La PME française Merio, l’un des maillons de la filière drone française, est en passe d’être racheté par le groupe chypriote Theon International, a annoncé ce dernier cette semaine.
Officialisé ce lundi, l’accord prévoit l’acquisition par Theon d’une participation « initiale » de 80% dans Merio auprès de son unique actionnaire, RPL Développement. Soumise aux règles habituelles entourant ces procédures, la transaction sera financée au travers d’un emprunt et de la trésorerie disponible, indique le groupe spécialisé dans les solutions optroniques portables et embarquées.
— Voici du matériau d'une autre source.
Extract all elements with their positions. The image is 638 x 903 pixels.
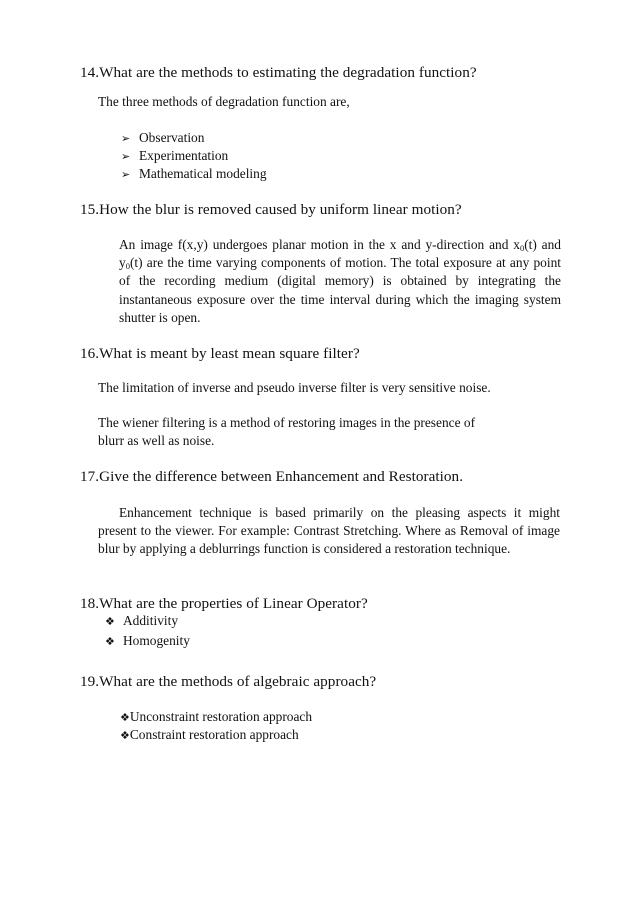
question-17-heading: 17.Give the difference between Enhancement and Restoration. <box>80 468 464 485</box>
q17-paragraph: Enhancement technique is based primarily on the pleasing aspects it might present to the viewer. For example: Contrast Stretching. Where as Removal of image blur by applying a deblurrings function is considered a restoration technique. <box>98 505 560 557</box>
q19-list-item: ❖Unconstraint restoration approach <box>120 709 313 724</box>
q15-paragraph: An image f(x,y) undergoes planar motion in the x and y-direction and $x_0(t)$ and $y_0(t)$ are the time varying components of motion. The total exposure at any point of the recording medium (digital memory) is obtained by integrating the instantaneous exposure over the time interval during which the imaging system shutter is open. <box>119 237 561 325</box>
q14-list-item: ➢ Observation <box>121 130 205 145</box>
question-15-heading: 15.How the blur is removed caused by uniform linear motion? <box>80 201 462 218</box>
q16-paragraph-1: The limitation of inverse and pseudo inverse filter is very sensitive noise. <box>98 380 491 395</box>
q14-intro: The three methods of degradation function are, <box>98 94 350 109</box>
arrow-bullet-icon: ➢ <box>121 132 131 145</box>
diamond-bullet-icon: ❖ <box>120 711 130 724</box>
q19-list-item: ❖Constraint restoration approach <box>120 727 299 742</box>
arrow-bullet-icon: ➢ <box>121 168 131 181</box>
q18-list-item: ❖ Homogenity <box>105 633 190 648</box>
question-19-heading: 19.What are the methods of algebraic approach? <box>80 673 377 690</box>
question-14-heading: 14.What are the methods to estimating the degradation function? <box>80 64 477 81</box>
q16-paragraph-2-line-2: blurr as well as noise. <box>98 433 215 448</box>
question-16-heading: 16.What is meant by least mean square filter? <box>80 345 360 362</box>
diamond-bullet-icon: ❖ <box>105 615 115 628</box>
question-18-heading: 18.What are the properties of Linear Operator? <box>80 595 368 612</box>
q18-list-item: ❖ Additivity <box>105 613 179 628</box>
diamond-bullet-icon: ❖ <box>120 729 130 742</box>
q14-list-item: ➢ Mathematical modeling <box>121 166 267 181</box>
q16-paragraph-2-line-1: The wiener filtering is a method of restoring images in the presence of <box>98 415 476 430</box>
diamond-bullet-icon: ❖ <box>105 635 115 648</box>
q14-list-item: ➢ Experimentation <box>121 148 229 163</box>
arrow-bullet-icon: ➢ <box>121 150 131 163</box>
Spécialiste des tourelles gyrostabilisées, Merio s’est notamment fait un nom en montant à bord du système de mini-drone de renseignement (SMDR), nom de baptême du Spy’Ranger de Thales dans l’armée de Terre. Fondée en 2014, l’entreprise de Saint-Paul-Trois-Châteaux (Drôme) a aujourd’hui livré plusieurs milliers de tourelles et déploie sa gamme tant dans l’aérien que pour les systèmes terrestres et navals, robotisés ou non. Sa solution Zephyr 25, par exemple, vient d’être intégrée sur le drone de surface Magellan du chantier naval français Couach. Sa quarantaine d’employés amène également l’agilité lui permettant de répondre rapidement à des besoins « spéciaux », tel que celui démontré durant l’exercice ORION.
Merio devrait générer un chiffre d’affaires de 15 M€ en 2026, précise Theon. Ce dernier affiche pour sa part des indicateurs financiers au beau fixe. Son carnet de commandes a encore augmenté au 1er trimestre de 2026. Il s’élève désormais à plus de 1,42 Md€, de quoi soutenir la stratégie d’expansion visée à l’horizon 2030. Après avoir finalisé l’acquisition de l’entreprise allemande Kappa Optronics et de près de 10% des parts du groupe français Exosens pour 268 M€, l’entreprise a inauguré le mois dernier une nouvelle filiale belge dans la banlieue de Bruxelles.
Cette nouvelle transaction « devrait accélérer la diversification de nos revenus alors que nous progressons vers notre objectif d’un milliard d’euros de chiffre d’affaires d’ici 2029. Parallèlement, elle témoigne de notre intérêt et de notre engagement envers la France, l’un des plus grands marchés de la défense en Europe, notre objectif étant de faire de Theon un acteur majeur des exportations françaises », déclarait le PDG et fondateur de Theon, Christian Hadjiminas.
Pour le président et CTO de Merio, Rémi Plenet, l’opération devrait se traduire par « une forte expansion de nos exportations, soutenue par leurs excellentes capacités de développement commercial et leur présence industrielle mondiale. En rapprochant nos deux départements de R&D, nous espérons accélérer le développement de nouveaux produits. Nous souhaitons également internaliser l’approvisionnement en composants critiques, renforçant ainsi notre chaîne d’approvisionnement et notre avance technologique ».
Hasard du calendrier, ce projet de rachat intervient fond d’alerte parlementaire quant aux risques liés à la prise de contrôle étrangère d’acteurs stratégiques de la filière de défense française. Un risque qui, dans ce cas-ci, semble a première vue limité au vu des liens étroits qui unissent la France et Chypre. Les deux pays ont encore approfondi en décembre 2025 en signant un accord de coopération stratégique majeur, notamment dans les domaines économique et sécuritaire.
Le patron de Theon se veut quant à lui rassurant. « Merio sera dirigée par la même équipe de direction et le même fondateur et co-propriétaire que tous nos autres investissements. La contribution de Theon consistera à accroître les exportations de Merio, à l’instar de ce qui est déjà réalisé chez Kappa et Harder Digital, et à coordonner les efforts de R&D entre les deux entreprises », assurait-il.